Oltre seimila persone, una line up da grande festival europeo e un’atmosfera capace di far dimenticare, almeno per qualche ora, qualsiasi confine geografico. È esattamente ciò che è successo ieri, domenica 2 Agosto, a Capo Peloro, dove ATARASHI ha trasformato Messina nel punto di incontro della musica elettronica internazionale, firmando uno degli eventi più importanti mai ospitati sul territorio.

A dare il via alla lunga maratona sonora è stato Damiano Laganà, messinese, giovanissimo dj e producer che rappresenta una delle realtà emergenti più interessanti della nuova scena elettronica italiana. Una scelta che racconta la visione del festival, valorizzare il talento locale aprendogli il palco prima dei giganti internazionali.

Laganà ha costruito un opening elegante, dinamico e perfettamente calibrato, accompagnando il pubblico verso una line up che pochi festival italiani possono permettersi.

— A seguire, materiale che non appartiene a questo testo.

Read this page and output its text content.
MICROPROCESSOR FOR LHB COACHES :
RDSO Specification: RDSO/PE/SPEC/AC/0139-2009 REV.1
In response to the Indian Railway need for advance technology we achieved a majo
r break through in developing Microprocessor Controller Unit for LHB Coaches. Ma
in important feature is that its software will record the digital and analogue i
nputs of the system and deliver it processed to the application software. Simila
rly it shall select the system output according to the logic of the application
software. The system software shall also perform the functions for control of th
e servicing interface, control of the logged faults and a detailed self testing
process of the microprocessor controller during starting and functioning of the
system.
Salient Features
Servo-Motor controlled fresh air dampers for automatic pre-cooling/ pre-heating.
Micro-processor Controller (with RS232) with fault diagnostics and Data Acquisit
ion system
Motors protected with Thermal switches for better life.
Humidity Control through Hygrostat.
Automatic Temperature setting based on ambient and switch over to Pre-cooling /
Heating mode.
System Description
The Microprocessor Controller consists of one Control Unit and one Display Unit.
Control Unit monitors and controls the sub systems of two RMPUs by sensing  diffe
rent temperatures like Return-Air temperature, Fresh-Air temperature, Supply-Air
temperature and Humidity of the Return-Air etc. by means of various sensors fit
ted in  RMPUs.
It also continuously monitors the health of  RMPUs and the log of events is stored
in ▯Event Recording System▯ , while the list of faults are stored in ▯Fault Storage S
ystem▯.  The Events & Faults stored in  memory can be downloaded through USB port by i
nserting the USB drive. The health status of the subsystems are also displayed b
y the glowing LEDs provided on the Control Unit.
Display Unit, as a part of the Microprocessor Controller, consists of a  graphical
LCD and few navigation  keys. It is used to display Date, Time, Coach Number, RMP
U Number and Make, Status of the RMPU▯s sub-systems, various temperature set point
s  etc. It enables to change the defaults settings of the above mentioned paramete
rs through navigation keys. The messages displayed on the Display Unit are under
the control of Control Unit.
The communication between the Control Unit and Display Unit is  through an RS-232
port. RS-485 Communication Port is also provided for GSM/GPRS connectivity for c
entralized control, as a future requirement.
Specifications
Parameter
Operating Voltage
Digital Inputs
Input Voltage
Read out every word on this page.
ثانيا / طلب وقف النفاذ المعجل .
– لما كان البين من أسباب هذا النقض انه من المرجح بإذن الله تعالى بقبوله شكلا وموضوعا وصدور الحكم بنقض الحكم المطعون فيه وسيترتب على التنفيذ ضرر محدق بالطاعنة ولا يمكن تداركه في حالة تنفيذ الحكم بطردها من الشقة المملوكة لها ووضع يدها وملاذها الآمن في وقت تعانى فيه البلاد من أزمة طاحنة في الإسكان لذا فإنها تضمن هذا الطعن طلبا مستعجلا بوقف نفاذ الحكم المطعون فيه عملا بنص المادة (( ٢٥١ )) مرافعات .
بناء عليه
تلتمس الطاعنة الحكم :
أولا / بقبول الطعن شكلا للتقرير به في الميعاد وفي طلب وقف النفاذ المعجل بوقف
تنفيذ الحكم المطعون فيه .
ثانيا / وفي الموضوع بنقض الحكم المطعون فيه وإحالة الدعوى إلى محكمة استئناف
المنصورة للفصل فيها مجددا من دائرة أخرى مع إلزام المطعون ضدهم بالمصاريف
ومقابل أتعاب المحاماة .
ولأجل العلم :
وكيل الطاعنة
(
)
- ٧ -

Da quel momento la console è diventata il centro di una notte senza pause. Marco Carola, autentica leggenda mondiale della techno e della tech house, ha confermato ancora una volta il perché continui a essere uno degli artisti più richiesti. Al suo fianco Seth Troxler, icona della house contemporanea, capace di alternare tecnica, carisma e imprevedibilità in un set che ha tenuto migliaia di persone con gli occhi rivolti verso il palco e il mare.

A completare il viaggio musicale ci hanno pensato II Faces e Matteo Diop, protagonisti di una selezione che ha attraversato house, minimal e techno con naturalezza.

Il resto lo ha fatto il luogo. Capo Peloro, con il tramonto sullo Stretto, non è stato soltanto una scenografia, è diventato parte integrante dello spettacolo. Quando il cielo ha cambiato colore e il palco si è acceso, la sensazione era quella di trovarsi a Ibiza, a Mykonos o in Croazia, ma con davanti uno dei panorami più iconici del Mediterraneo.

Anche il pubblico ha contribuito a definire l’identità dell’evento, con outfit ispirati alla cultura rave contemporanea, streetwear ricercato, total black, dettagli metallici e occhiali futuristici che hanno trasformato la pista in una passerella spontanea, confermando come la musica elettronica sia sempre più anche un linguaggio estetico, oltre che sonoro.

Dietro tutto questo c’è la visione organizzativa di Raffaele Manfredi, che ha portato a Messina un format capace di parlare il linguaggio dei grandi eventi europei, grazie a una line up di assoluto livello, una produzione curata nei minimi dettagli, un impianto scenografico all’altezza dei migliori festival internazionali e una macchina organizzativa che ha raccolto consensi praticamente unanimi.

Più che un semplice successo, ATARASHI rappresenta un cambio di paradigma, perché per una notte Messina non ha soltanto ospitato un festival, ma ha dimostrato di poter diventare una destinazione internazionale per la musica elettronica, attirando pubblico, artisti e attenzione ben oltre i confini della Sicilia.